風情、か。その言葉には、確かに湿った何かがまとわりついていた。安さの理由はすぐにわかった。台所の古いステンレスシンクの排水溝は、いつも詰まりかけている。蛇口を捻れば、水はゆっくりと渦を巻きながら、まるで抵抗するかのように、嫌々ながら流れていく。その度に、ぼそぼそと、泥を啜るような、あるいは何かが喉を鳴らすような、鈍く濁った音が排水管の奥から聞こえるのだ。
「……またか」
今夜も、食器を洗い終えた後、その音が響いた。グオッ、グオルル…。まるで巨大な胃袋が空を切る音のようだ。僕は思わず蛇口を閉めた。音はすぐに消えたが、シンクの底には、わずかに溜まった水が、薄暗い蛍光灯の下で鈍く光っている。水底に、微かに、藻か何かが漂っているように見えた。細長い、緑がかった…指の形をしたものか?
気のせいだ。拭き取ろうとスポンジを伸ばすと、それは一瞬で消えた。水の歪みか、目の錯覚か。ただ、指先が触れた水の冷たさが、尋常ではない。真夏の夜なのに、井戸の底から汲み上げたような、生気を奪う冷たさだ。

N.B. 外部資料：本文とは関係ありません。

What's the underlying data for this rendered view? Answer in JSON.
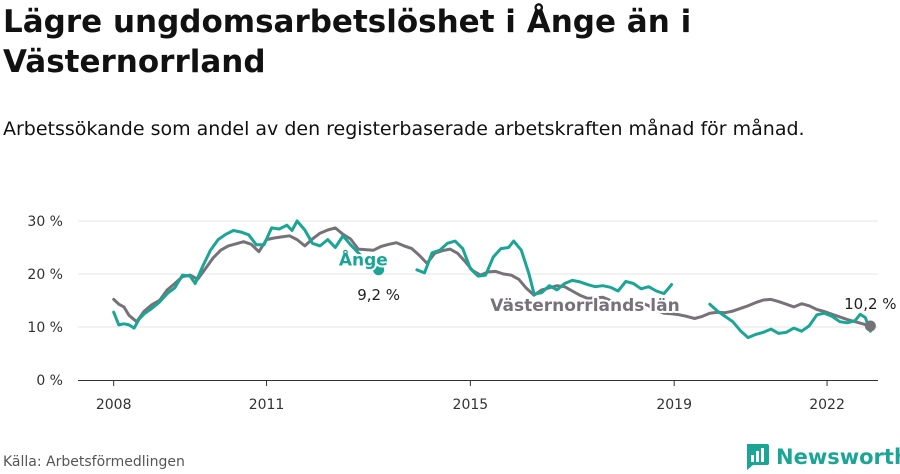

シンクの縁に触れた手のひらが、妙にヌルついているのに気づく。藻? 油? いや…もっと生々しい、何かが腐敗した後の粘膜のような感触だ。嫌悪感が喉元までこみ上げてくる。慌てて手を洗い流す。流れる水は透明なのに、手のひらのヌルつきはなかなか取れない。その感触を、僕は無意識にズボンの裾でこすった。こすった場所が、妙に冷たい。
小川のせせらぎが、窓の外からかすかに聞こえる。普段は気にも留めない自然の音が、今夜は排水溝の奥で聞いたあの音と奇妙に重なり合い、耳の奥で増幅している気がした。水音が、僕の意識の隙間を、じわじわと浸食していく。

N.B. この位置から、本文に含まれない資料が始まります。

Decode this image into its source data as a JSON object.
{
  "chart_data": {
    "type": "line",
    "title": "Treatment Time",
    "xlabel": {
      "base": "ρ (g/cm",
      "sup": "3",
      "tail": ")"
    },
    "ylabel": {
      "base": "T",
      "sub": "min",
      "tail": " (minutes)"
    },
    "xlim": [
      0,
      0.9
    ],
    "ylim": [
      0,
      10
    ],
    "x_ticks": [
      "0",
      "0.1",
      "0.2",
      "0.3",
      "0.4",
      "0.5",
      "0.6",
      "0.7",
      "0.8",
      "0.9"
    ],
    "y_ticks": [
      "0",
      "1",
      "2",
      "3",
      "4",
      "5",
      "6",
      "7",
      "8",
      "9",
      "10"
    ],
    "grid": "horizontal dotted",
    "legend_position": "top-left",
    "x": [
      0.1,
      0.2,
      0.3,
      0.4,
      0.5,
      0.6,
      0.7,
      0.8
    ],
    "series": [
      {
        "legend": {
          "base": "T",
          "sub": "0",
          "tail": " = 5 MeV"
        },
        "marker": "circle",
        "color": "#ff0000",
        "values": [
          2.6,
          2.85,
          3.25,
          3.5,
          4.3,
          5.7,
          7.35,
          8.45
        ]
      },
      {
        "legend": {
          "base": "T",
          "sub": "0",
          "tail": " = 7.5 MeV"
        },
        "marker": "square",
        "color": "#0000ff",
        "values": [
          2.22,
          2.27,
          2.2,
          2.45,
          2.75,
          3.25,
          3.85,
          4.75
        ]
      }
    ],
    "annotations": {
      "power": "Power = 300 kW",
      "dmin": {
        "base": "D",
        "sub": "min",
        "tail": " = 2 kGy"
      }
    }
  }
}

恐怖は、水に触れる度に増していった。シャワーを浴びるのは、今や拷問に等しい。
熱いお湯を勢いよく浴びれば、あの音をかき消せるかもしれない。そう思って蛇口を捻る。勢いよく出る湯音が、一時的に排水溝の記憶を覆い隠す。しかし、湯気が立ち込め、鏡が曇り始める頃、湯船に溜まったお湯の表面が、微かに揺れているのに気づく。
泡でも立ったのか? いや、違う。水面が、まるで呼吸するかのように、ゆっくりと膨らみ、また沈むのだ。中心に、ごく小さな渦ができている。見つめていると、その渦の中心が、深い闇の穴のように見えてくる。吸い込まれそうになる。
「…っ!」
咄嗟に目を背け、壁のタイルを見つめる。白いタイルの継ぎ目に、黒いシミが点々とついている。カビか。だが、その形が不気味だ。どれも細長く、先が少し膨らんでいる。…まるで、水かきのついた指の跡のようではないか?

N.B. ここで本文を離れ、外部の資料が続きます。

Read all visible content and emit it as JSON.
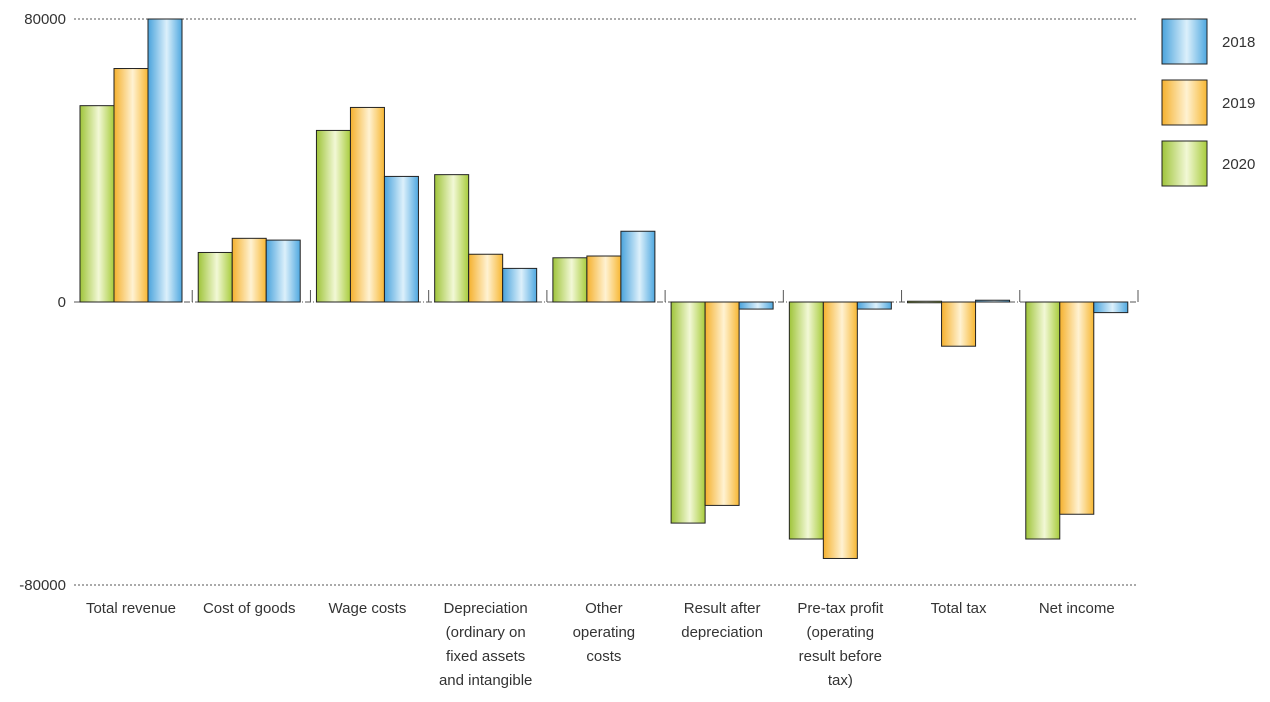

背筋に冷たいものが走る。慌ててシャワーを止め、湯船の栓を抜く。グオオオッ…! あの忌々しい音が、湯船の排水口から再び響き渡る。水が渦を巻きながら流れていく。その最後の一滴が落ちた瞬間、排水口の金具の隙間に、何かが引っかかっている。緑がかった、薄い膜のようなものだ。掴もうとした指が触れた瞬間、それは水飴のように伸び、そしてプツリと切れて、排水口の闇へと消えていった。
指先に残ったのは、あの忌々しいヌルつきと、生臭い、川底のような泥の匂いだった。
その夜、寝床に入っても、あの感触と匂いが離れない。布団の中で身体を丸めると、耳を塞いでも、小川のせせらぎが、排水溝の音に変容して脳裏に響く。
グオルル…グオッ…。それは次第に、微かに言葉を紡いでいるように聞こえてきた。意味はわからない。古代の呪文か、瀕死の生物の呻きか。ただ、確かに僕の名を呼んでいるような気がしてならない。目を閉じれば、湯船の底の闇の穴が広がり、その奥に、細長い指が蠢いている幻影が浮かぶ。